I think it was just that something was being offered that could possibly help. I’d been dealing with a lot of mental health issues including anxiety and depression. I just thought I’d try it.

How was it for you growing up?

My parents got divorced when I was 4 and I didn’t have a clue what was happening. I moved with my mum and two elder brothers, and from that point I didn’t have a father figure. I got into trouble at school, I got kicked out of lessons. Punk rock helped me, I loved the music and it was a group of other kids who were outsiders. It felt as though I belonged to something.

How was your relationship with your mum?

Not easy. My older brothers both had conditions that meant a lot of focus was put on them. The older one had autism and epilepsy. The other had ADHD. I got into my teens and started acting out. Now looking back, I can see I was trying to get attention. But I left home at 17.

How was the Quest for Community weekend?

It was eye-opening as when I was growing up, I was always ashamed of showing any feelings unless it was through music. Suddenly I had permission to open up. I found it hard but worth it. At one point, I had to go off for an hour and a half, and people were concerned that I was missing. Something really hit home then. Search parties were sent out. I realized that it was okay in this community to not be okay and that it was okay to talk about it all. It really helped me.

Have you had suicidal thoughts in the past?
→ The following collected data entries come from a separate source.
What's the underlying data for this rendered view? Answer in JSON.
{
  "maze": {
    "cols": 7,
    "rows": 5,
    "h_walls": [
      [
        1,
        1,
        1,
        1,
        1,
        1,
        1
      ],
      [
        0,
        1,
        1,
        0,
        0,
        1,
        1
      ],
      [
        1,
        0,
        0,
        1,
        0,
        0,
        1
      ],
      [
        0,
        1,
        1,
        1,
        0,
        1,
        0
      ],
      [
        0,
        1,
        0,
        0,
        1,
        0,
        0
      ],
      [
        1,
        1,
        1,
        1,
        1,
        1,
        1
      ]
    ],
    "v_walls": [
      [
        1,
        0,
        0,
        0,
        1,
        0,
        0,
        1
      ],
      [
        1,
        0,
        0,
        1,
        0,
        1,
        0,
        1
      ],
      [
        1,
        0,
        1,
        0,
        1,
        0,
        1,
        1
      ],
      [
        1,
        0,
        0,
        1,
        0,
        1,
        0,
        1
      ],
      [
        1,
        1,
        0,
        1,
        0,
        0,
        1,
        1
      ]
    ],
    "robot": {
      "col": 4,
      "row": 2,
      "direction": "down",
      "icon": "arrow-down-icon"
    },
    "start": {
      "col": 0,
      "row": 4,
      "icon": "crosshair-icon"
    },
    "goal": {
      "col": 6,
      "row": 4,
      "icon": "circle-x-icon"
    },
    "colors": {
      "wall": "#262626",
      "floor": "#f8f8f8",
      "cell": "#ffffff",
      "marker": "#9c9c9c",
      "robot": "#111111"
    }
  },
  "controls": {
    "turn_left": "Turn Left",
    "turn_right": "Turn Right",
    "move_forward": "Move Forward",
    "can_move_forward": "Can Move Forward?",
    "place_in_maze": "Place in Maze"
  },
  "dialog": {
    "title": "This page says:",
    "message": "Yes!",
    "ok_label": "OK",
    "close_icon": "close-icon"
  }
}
I did the QFC in April. 2 months before, I had a break up and fell apart, I was doing drugs and self-harming. I tried to kill myself six times. I went to the Sanctuary for a week in order to get myself together. I had a lot of anger and I was able to express it at the weekend in April.

How has being a part of abob affected your relationships?

My relationship with my mum is much better. She saw all the praise that I was getting at the Homecoming ceremony and was proud of me. I hadn’t realized how much the divorce had impacted me. I’d built up a lot of anger against my dad for leaving. Abob enabled me to become aware of all of this.

Who was your mentor?

Nick Carling. Participants get to pick their mentor and I felt that he knew what I’d been through deeply. And he did. We met up every week. It was very useful for me. He’s also passionate about music like me. Not the same music. But still that means a lot. I feel as though he understands me and that means so much. I did my first staffing recently, and he was on it too.

How are the weekly meetings?

Really good. Even if I don’t have anything specific to share, I still show up. I feel happy to support others there. I find myself being moved. Often.

How has your life changed?

My depression and anxiety have changed because I feel I have somewhere that I belong. That is such a great feeling. It’s great to be part of a community. I’ve learnt that if you say you’re going to do something, you do it. I do it.

How do you see your future?

I want to work full-time as a guitar tech and I am already doing it for several bands but I hope to go on tour and be paid for it. I also play guitar so I’d like to be in a band too.